I'm curious what the goal of communicating with this journalist was. News organizations get paid by the pageview, so they have an incentive to sell a story, not spread the truth. And journalists also are famous for misrepresenting the people and topics they cover. (Typically when I read something in the press that discusses a topic I know about, they almost always get it a little wrong and often get it a lot wrong. I'm not the only one; this has gotten discussed on Hacker News. In fact, I think it might be interesting to start a "meta-journalism" organization that would find big stories in the media, talk to the people who were interviewed, and get direct quotes from them on if/how they were misrepresented.) If media exposure is a goal, you don't work with random journalists who come to you telling you that they want to include you in stories.

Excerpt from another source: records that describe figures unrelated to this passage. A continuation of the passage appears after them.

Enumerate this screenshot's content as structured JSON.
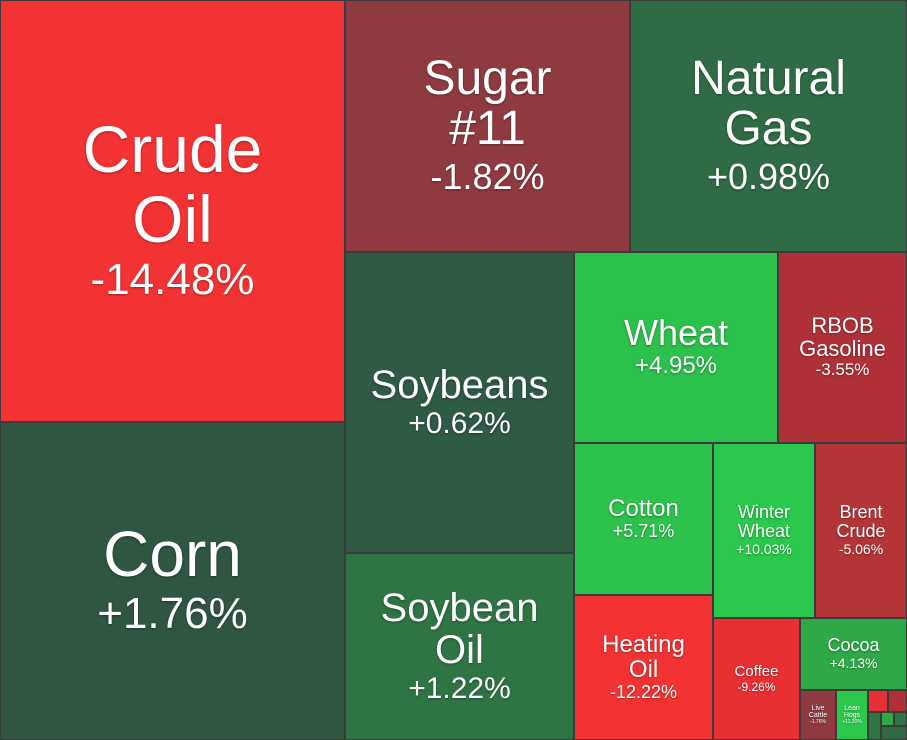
{
  "chart_data": {
    "type": "treemap",
    "categories": [
      "Crude Oil",
      "Corn",
      "Sugar #11",
      "Natural Gas",
      "Soybeans",
      "Soybean Oil",
      "Wheat",
      "RBOB Gasoline",
      "Cotton",
      "Winter Wheat",
      "Brent Crude",
      "Heating Oil",
      "Coffee",
      "Cocoa",
      "Live Cattle",
      "Lean Hogs"
    ],
    "values": [
      -14.48,
      1.76,
      -1.82,
      0.98,
      0.62,
      1.22,
      4.95,
      -3.55,
      5.71,
      10.03,
      -5.06,
      -12.22,
      -9.26,
      4.13,
      -1.76,
      11.2
    ],
    "value_labels": [
      "-14.48%",
      "+1.76%",
      "-1.82%",
      "+0.98%",
      "+0.62%",
      "+1.22%",
      "+4.95%",
      "-3.55%",
      "+5.71%",
      "+10.03%",
      "-5.06%",
      "-12.22%",
      "-9.26%",
      "+4.13%",
      "-1.76%",
      "+11.20%"
    ],
    "colors": [
      "#f33333",
      "#2e5640",
      "#8e3a40",
      "#2f6b45",
      "#2f5a44",
      "#2f7444",
      "#2cc04c",
      "#b03038",
      "#2cc24c",
      "#2ac84c",
      "#b43538",
      "#f33333",
      "#e83034",
      "#2fa848",
      "#8e3a40",
      "#2cc84c"
    ]
  }
}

You hire a publicist or PR firm that does the reverse and takes your story to journalists and makes sure they present it accurately.

Comment author: Punoxysm 13 December 2014 12:42:22AM *  7 points [-]

So would you suggest we only read PR-firm-generated articles to get the "real story"?

More direct answer: Not talking to journalists allows them to represent you however they want, along with the "refused to comment". Talking at least gets your own words in.

I also don't see anything clearly unethical in this article's journalism.

Comment author: ChristianKl 13 December 2014 07:43:32PM *  5 points [-]

Not talking to journalists allows them to represent you however they want, along with the "refused to comment".

In a case like LW there's also enough material online that a journalist can simply quote you if he wants to do so.

The worst mainstream media article in which I'm quoted didn't have the journalist who wrote the article speaking to me.